For conducting research on changes to layout, it would be very useful to be able to measure the density of the text in different ways, including density of type, length and complexity of sentences, and level of vocabulary. This last, of course, would likely be an offline corpus study with many different and contested measures—you will net get agreement among scholars on the best way to measure it. For representing graphical elements such as headlines and pictures, it would be helpful to have a way to measure size and placement and aggregate them into collective measures (range, mean). Finally, the overall page number and size needs to be taken into account. All this could then be contextualized with a study of the ways people talk about reading newspapers in diaries, memoirs and fiction, in the hope of tracing the paths of what were most likely incomplete readings.

Collaboration and Initiation

For new users of these resource, there is a tension between creating intuitive interfaces that do not require tutorials or documentation, and empowering complex, nuanced research. The hosting of crowdsourced, cross-disciplinary annotated reading or resource lists, such as useful open-access articles, short videos, and how-to guides, would not reinvent the wheel but gathering together and signpost the excellent resources that already exist.
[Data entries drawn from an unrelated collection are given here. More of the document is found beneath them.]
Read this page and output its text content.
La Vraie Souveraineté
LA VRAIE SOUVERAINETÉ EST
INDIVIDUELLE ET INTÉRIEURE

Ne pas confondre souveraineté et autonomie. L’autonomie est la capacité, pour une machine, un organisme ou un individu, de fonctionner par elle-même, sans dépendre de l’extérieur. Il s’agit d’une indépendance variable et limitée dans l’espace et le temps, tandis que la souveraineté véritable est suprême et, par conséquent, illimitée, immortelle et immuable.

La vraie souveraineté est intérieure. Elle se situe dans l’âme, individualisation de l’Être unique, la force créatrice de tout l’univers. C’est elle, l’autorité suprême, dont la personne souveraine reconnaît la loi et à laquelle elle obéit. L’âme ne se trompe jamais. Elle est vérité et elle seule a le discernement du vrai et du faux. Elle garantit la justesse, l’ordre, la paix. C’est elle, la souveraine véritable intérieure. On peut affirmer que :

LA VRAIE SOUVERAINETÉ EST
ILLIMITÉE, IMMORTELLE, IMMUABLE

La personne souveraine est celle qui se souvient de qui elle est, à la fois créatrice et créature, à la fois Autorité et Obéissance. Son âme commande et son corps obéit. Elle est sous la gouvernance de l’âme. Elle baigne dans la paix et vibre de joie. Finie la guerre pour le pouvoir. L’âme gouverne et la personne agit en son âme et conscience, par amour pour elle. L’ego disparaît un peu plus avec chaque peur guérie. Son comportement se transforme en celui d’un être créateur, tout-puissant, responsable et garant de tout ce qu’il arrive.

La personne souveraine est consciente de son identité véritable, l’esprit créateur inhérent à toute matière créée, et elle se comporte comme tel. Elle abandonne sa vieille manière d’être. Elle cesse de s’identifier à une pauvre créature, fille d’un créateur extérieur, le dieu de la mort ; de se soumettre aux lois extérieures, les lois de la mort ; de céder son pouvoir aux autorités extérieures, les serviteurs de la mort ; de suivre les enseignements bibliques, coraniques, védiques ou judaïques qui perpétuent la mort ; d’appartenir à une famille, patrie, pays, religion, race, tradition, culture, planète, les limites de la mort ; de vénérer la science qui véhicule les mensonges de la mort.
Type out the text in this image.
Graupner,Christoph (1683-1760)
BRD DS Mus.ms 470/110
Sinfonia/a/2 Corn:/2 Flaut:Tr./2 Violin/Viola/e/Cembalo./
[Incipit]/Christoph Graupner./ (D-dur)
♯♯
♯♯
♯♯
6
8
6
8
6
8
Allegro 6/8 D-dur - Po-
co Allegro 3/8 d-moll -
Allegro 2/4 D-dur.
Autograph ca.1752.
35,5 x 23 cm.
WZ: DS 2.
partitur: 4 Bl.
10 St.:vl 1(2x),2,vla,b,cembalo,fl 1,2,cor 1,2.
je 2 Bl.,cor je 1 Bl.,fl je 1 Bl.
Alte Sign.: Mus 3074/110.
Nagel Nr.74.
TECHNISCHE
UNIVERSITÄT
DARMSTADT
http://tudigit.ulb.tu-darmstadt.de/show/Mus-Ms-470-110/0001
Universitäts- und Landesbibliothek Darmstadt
Likewise, the development of a MOOC (Massive Open Online Course) and the presentation of model projects would allow users to develop confidence in cross-archival exploration through clear examples of good practice. Likewise, framing guides to using collections with particular users in mind, would provide multiple points of entry to a more limited range of access options, essentially mapping the potential user journey by starting with an initial questionnaire: what do you want to do with the collection and how much experience do you have?

This blog is the product of a 40-minute collaborative writing session held via Zoom as part of the Exploring the Atlas of Digitised Newspapers and Metadata Workshop, held 19 August 2020. The editors of this site would like to thank the authors for their contribution to our ongoing conversation around the future of digitised newspaper collections.